Man hätte den Teller sicher optisch ein wenig aufhübschen können, mit ein paar Korianderblättchen vielleicht, aber von modischem Firlefanz ist der klare Stil dieser Küche entfernt. Das gilt auch für das Curry, dessen spinatgrüne Soße sehr zarte Hühnerbruststreifen umhüllt und so reichlich auf dem Teller liegt, dass sie lässig ausreicht für die zwei großen Reishalbkugeln. Unter den vielen Richtungen, die diese Gewürzmischung einschlagen kann, gefiel uns die mild-süßliche Version ausgezeichnet.
Wer größere Fleischportionen schätzt, kann sich ganze Stücke selbst auf dem heißen Stein zubereiten (ein halbes Pfund Rumpsteak kostet 15 Euro). Wir wählten stattdessen das werktäglich wechselnde Stammessen – zwei mächtige Scheiben Hackbraten unter einer dicken, sehr kräftig gewürzten Tomatensoße (8,50 Euro). Schmeckt gut und macht sehr satt, zumal in Verbindung mit den eher gebräunten als wirklich knusprig geratenen Kartoffelscheiben. Ein großer, bunter, sehr frischer Beilagensalat (2,70 Euro) rundet das Gericht ab.

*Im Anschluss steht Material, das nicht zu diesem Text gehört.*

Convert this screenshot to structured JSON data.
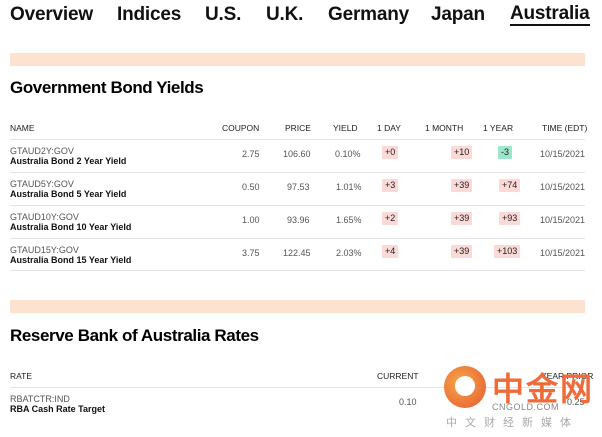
{
  "nav": {
    "items": [
      "Overview",
      "Indices",
      "U.S.",
      "U.K.",
      "Germany",
      "Japan",
      "Australia"
    ],
    "active": "Australia"
  },
  "bonds": {
    "title": "Government Bond Yields",
    "columns": [
      "NAME",
      "COUPON",
      "PRICE",
      "YIELD",
      "1 DAY",
      "1 MONTH",
      "1 YEAR",
      "TIME (EDT)"
    ],
    "rows": [
      {
        "ticker": "GTAUD2Y:GOV",
        "name": "Australia Bond 2 Year Yield",
        "coupon": "2.75",
        "price": "106.60",
        "yield": "0.10%",
        "day": "+0",
        "month": "+10",
        "year": "-3",
        "time": "10/15/2021"
      },
      {
        "ticker": "GTAUD5Y:GOV",
        "name": "Australia Bond 5 Year Yield",
        "coupon": "0.50",
        "price": "97.53",
        "yield": "1.01%",
        "day": "+3",
        "month": "+39",
        "year": "+74",
        "time": "10/15/2021"
      },
      {
        "ticker": "GTAUD10Y:GOV",
        "name": "Australia Bond 10 Year Yield",
        "coupon": "1.00",
        "price": "93.96",
        "yield": "1.65%",
        "day": "+2",
        "month": "+39",
        "year": "+93",
        "time": "10/15/2021"
      },
      {
        "ticker": "GTAUD15Y:GOV",
        "name": "Australia Bond 15 Year Yield",
        "coupon": "3.75",
        "price": "122.45",
        "yield": "2.03%",
        "day": "+4",
        "month": "+39",
        "year": "+103",
        "time": "10/15/2021"
      }
    ]
  },
  "rates": {
    "title": "Reserve Bank of Australia Rates",
    "columns": [
      "RATE",
      "CURRENT",
      "YEAR PRIOR"
    ],
    "rows": [
      {
        "ticker": "RBATCTR:IND",
        "name": "RBA Cash Rate Target",
        "current": "0.10",
        "prior": "0.25"
      }
    ]
  },
  "watermark": {
    "brand": "中金网",
    "site": "CNGOLD.COM",
    "tagline": "中文财经新媒体"
  },
  "colors": {
    "band": "#fde2cf",
    "positive_change_bg": "#fbd9d7",
    "negative_change_bg": "#9ce6cb"
  }
}
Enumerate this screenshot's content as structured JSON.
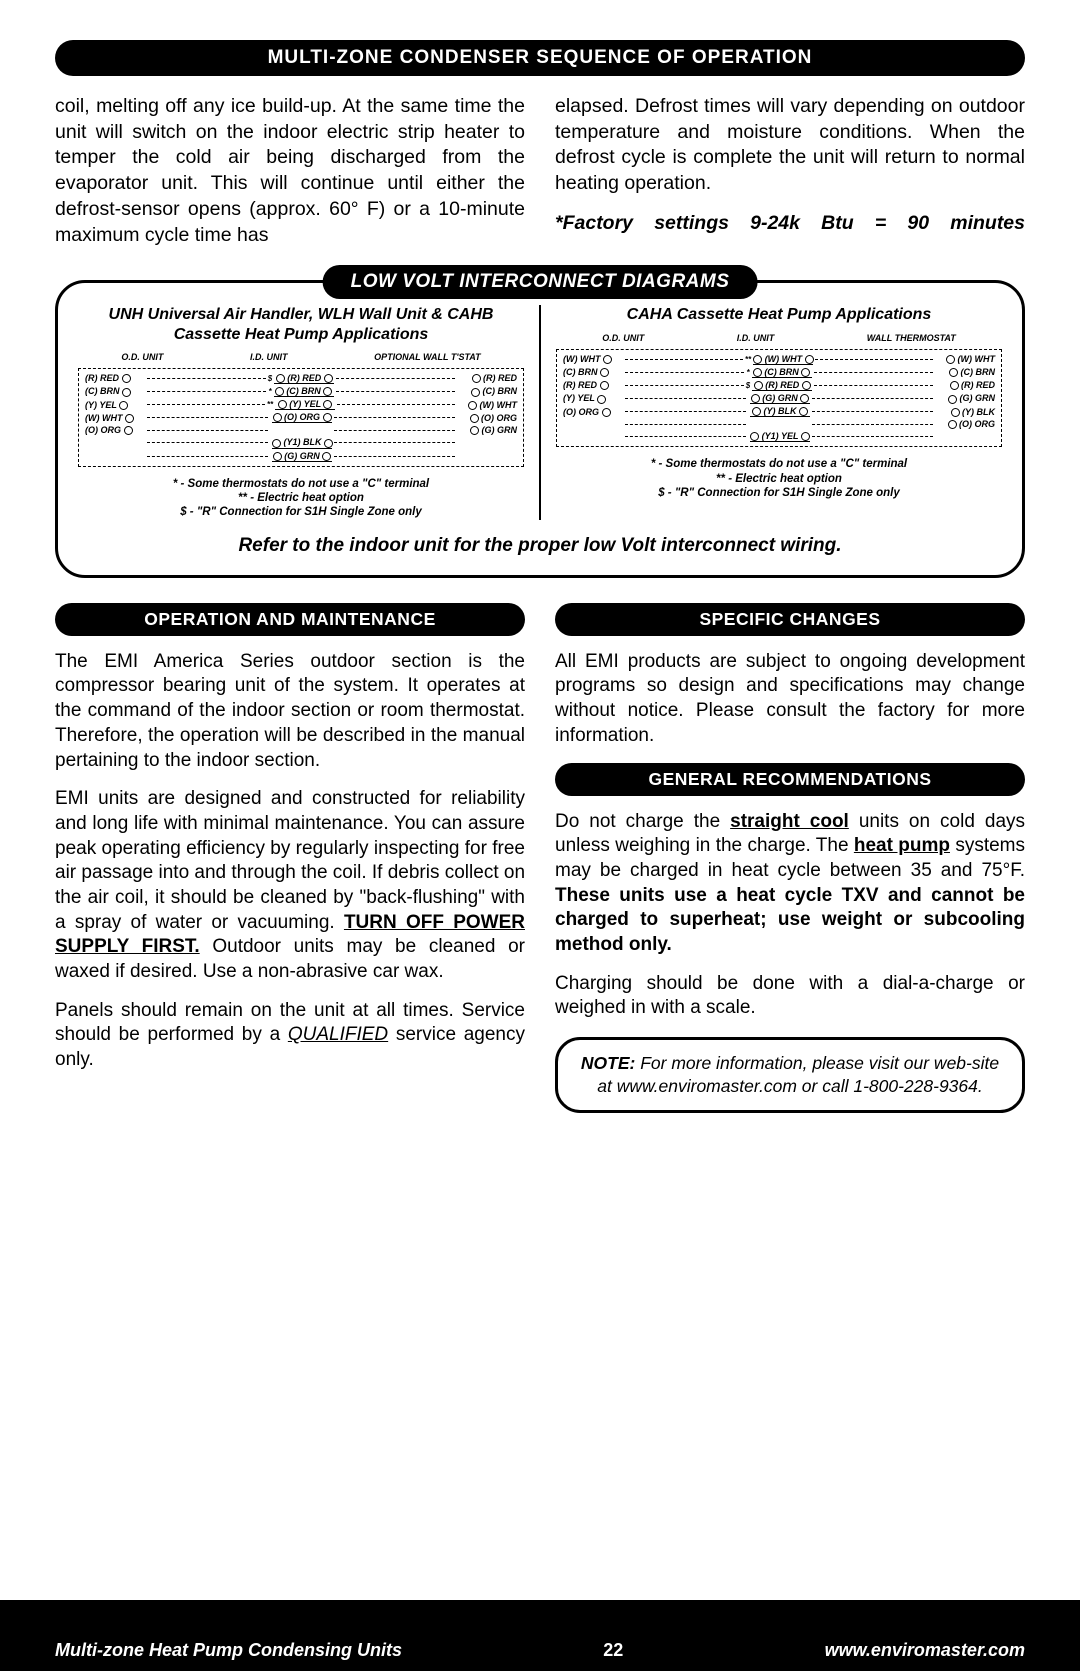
{
  "header": "MULTI-ZONE CONDENSER SEQUENCE OF OPERATION",
  "left_para": "coil, melting off any ice build-up. At the same time the unit will switch on the indoor electric strip heater to temper the cold air being discharged from the evaporator unit. This will continue until either the defrost-sensor opens (approx. 60° F) or a 10-minute maximum cycle time has",
  "right_para": "elapsed. Defrost times will vary depending on outdoor temperature and moisture conditions. When the defrost cycle is complete the unit will return to normal heating operation.",
  "factory": "*Factory settings 9-24k Btu = 90 minutes",
  "diagram_header": "LOW VOLT INTERCONNECT DIAGRAMS",
  "d1_title": "UNH Universal Air Handler, WLH Wall Unit & CAHB Cassette Heat Pump Applications",
  "d2_title": "CAHA Cassette Heat Pump Applications",
  "units1": [
    "O.D. UNIT",
    "I.D. UNIT",
    "OPTIONAL WALL T'STAT"
  ],
  "units2": [
    "O.D. UNIT",
    "I.D. UNIT",
    "WALL THERMOSTAT"
  ],
  "wires1": [
    {
      "l": "(R) RED",
      "m": "(R) RED",
      "r": "(R) RED",
      "sym": "$"
    },
    {
      "l": "(C) BRN",
      "m": "(C) BRN",
      "r": "(C) BRN",
      "sym": "*"
    },
    {
      "l": "(Y) YEL",
      "m": "(Y) YEL",
      "r": "(W) WHT",
      "sym": "**"
    },
    {
      "l": "(W) WHT",
      "m": "(O) ORG",
      "r": "(O) ORG",
      "sym": ""
    },
    {
      "l": "(O) ORG",
      "m": "",
      "r": "(G) GRN",
      "sym": ""
    },
    {
      "l": "",
      "m": "(Y1) BLK",
      "r": "",
      "sym": ""
    },
    {
      "l": "",
      "m": "(G) GRN",
      "r": "",
      "sym": ""
    }
  ],
  "wires2": [
    {
      "l": "(W) WHT",
      "m": "(W) WHT",
      "r": "(W) WHT",
      "sym": "**"
    },
    {
      "l": "(C) BRN",
      "m": "(C) BRN",
      "r": "(C) BRN",
      "sym": "*"
    },
    {
      "l": "(R) RED",
      "m": "(R) RED",
      "r": "(R) RED",
      "sym": "$"
    },
    {
      "l": "(Y) YEL",
      "m": "(G) GRN",
      "r": "(G) GRN",
      "sym": ""
    },
    {
      "l": "(O) ORG",
      "m": "(Y) BLK",
      "r": "(Y) BLK",
      "sym": ""
    },
    {
      "l": "",
      "m": "",
      "r": "(O) ORG",
      "sym": ""
    },
    {
      "l": "",
      "m": "(Y1) YEL",
      "r": "",
      "sym": ""
    }
  ],
  "notes1": "* - Some thermostats do not use a \"C\" terminal",
  "notes2": "** - Electric heat option",
  "notes3": "$ - \"R\" Connection for S1H Single Zone only",
  "refer": "Refer to the indoor unit for the proper low Volt interconnect wiring.",
  "op_header": "OPERATION AND MAINTENANCE",
  "op_p1": "The EMI America Series outdoor section is the compressor bearing unit of the system. It operates at the command of the  indoor section or room thermostat. Therefore, the operation will be described in the manual pertaining to the indoor section.",
  "op_p2a": "EMI units are designed and constructed for reliability and long life with minimal maintenance. You can assure peak operating efficiency by regularly inspecting for free air passage into and through the coil. If debris collect on the air coil, it should be cleaned by \"back-flushing\" with a spray of water or vacuuming. ",
  "op_p2b": "TURN OFF POWER SUPPLY FIRST.",
  "op_p2c": " Outdoor units may be cleaned or waxed if desired.  Use a non-abrasive car wax.",
  "op_p3a": "Panels should remain on the unit at all times. Service should be performed by a ",
  "op_p3b": "QUALIFIED",
  "op_p3c": " service agency only.",
  "spec_header": "SPECIFIC CHANGES",
  "spec_p": "All EMI products are subject to ongoing development programs so design and specifications may change without notice. Please consult the factory for more information.",
  "gen_header": "GENERAL RECOMMENDATIONS",
  "gen_p1a": "Do not charge the ",
  "gen_p1b": "straight cool",
  "gen_p1c": " units on cold days unless weighing in the charge. The ",
  "gen_p1d": "heat pump",
  "gen_p1e": " systems may be charged in heat cycle between 35 and 75°F. ",
  "gen_p1f": "These units use a heat cycle TXV and cannot be charged to superheat; use weight or subcooling method only.",
  "gen_p2": "Charging should be done with a dial-a-charge or weighed in with a scale.",
  "note_a": "NOTE:",
  "note_b": " For more information, please visit our web-site at www.enviromaster.com or call 1-800-228-9364.",
  "footer_left": "Multi-zone Heat Pump Condensing Units",
  "footer_page": "22",
  "footer_right": "www.enviromaster.com"
}
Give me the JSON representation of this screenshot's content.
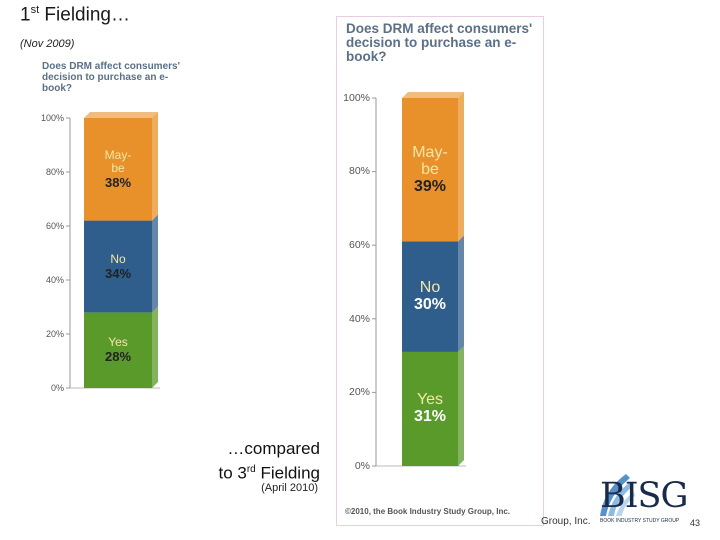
{
  "slide": {
    "title_main": "1",
    "title_sup": "st",
    "title_rest": " Fielding…",
    "date_first": "(Nov 2009)",
    "compared_line1": "…compared",
    "compared_line2_pre": "to 3",
    "compared_line2_sup": "rd",
    "compared_line2_post": " Fielding",
    "date_second": "(April 2010)",
    "footer_right": "Group, Inc.",
    "page_number": "43",
    "logo_text": "BISG",
    "logo_subtext": "BOOK INDUSTRY STUDY GROUP",
    "copyright": "©2010, the Book Industry Study Group, Inc."
  },
  "colors": {
    "yes": "#5a9a2a",
    "no": "#2f5d8c",
    "maybe": "#e8902a",
    "value_text_first": "#222222",
    "value_text_second": "#ffffff"
  },
  "chart_data": [
    {
      "type": "bar",
      "stacked": true,
      "title": "Does DRM affect consumers' decision to purchase an e-book?",
      "ylim": [
        0,
        100
      ],
      "yticks": [
        "0%",
        "20%",
        "40%",
        "60%",
        "80%",
        "100%"
      ],
      "segments": [
        {
          "name": "Yes",
          "label": "Yes",
          "value": 28,
          "value_text": "28%"
        },
        {
          "name": "No",
          "label": "No",
          "value": 34,
          "value_text": "34%"
        },
        {
          "name": "Maybe",
          "label": "May-\nbe",
          "value": 38,
          "value_text": "38%"
        }
      ]
    },
    {
      "type": "bar",
      "stacked": true,
      "title": "Does DRM affect consumers' decision to purchase an e-book?",
      "ylim": [
        0,
        100
      ],
      "yticks": [
        "0%",
        "20%",
        "40%",
        "60%",
        "80%",
        "100%"
      ],
      "segments": [
        {
          "name": "Yes",
          "label": "Yes",
          "value": 31,
          "value_text": "31%"
        },
        {
          "name": "No",
          "label": "No",
          "value": 30,
          "value_text": "30%"
        },
        {
          "name": "Maybe",
          "label": "May-\nbe",
          "value": 39,
          "value_text": "39%"
        }
      ]
    }
  ]
}
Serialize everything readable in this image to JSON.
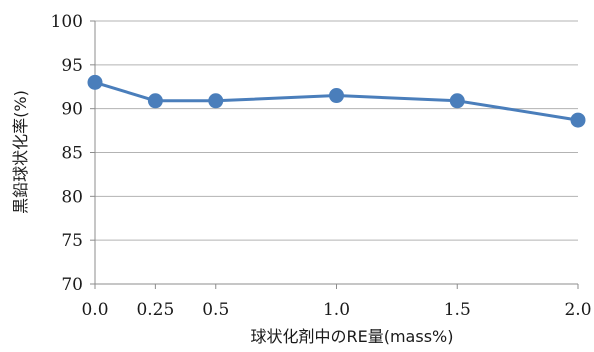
{
  "chart_data": {
    "type": "line",
    "title": "",
    "xlabel": "球状化剤中のRE量(mass%)",
    "ylabel": "黒鉛球状化率(%)",
    "x_ticks": [
      "0.0",
      "0.25",
      "0.5",
      "1.0",
      "1.5",
      "2.0"
    ],
    "y_ticks": [
      "100",
      "95",
      "90",
      "85",
      "80",
      "75",
      "70"
    ],
    "xlim": [
      0,
      2
    ],
    "ylim": [
      70,
      100
    ],
    "grid": true,
    "legend": "none",
    "series": [
      {
        "x": [
          0.0,
          0.25,
          0.5,
          1.0,
          1.5,
          2.0
        ],
        "y": [
          93.0,
          90.9,
          90.9,
          91.5,
          90.9,
          88.7
        ],
        "color": "#4a7ebb"
      }
    ]
  }
}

An wenigen Orten wirkt Darmstadt so weltoffen wie in dieser Gaststube mit dem germanischen Krieger im Namen. Der hätte sich, nach einem Menü im „Riwwelmaddes“, wahrscheinlich lieber aufs Ohr gelegt, statt in die nächste Schlacht zu ziehen. Das ist ja nicht die schlechteste Folge einer großen Portion.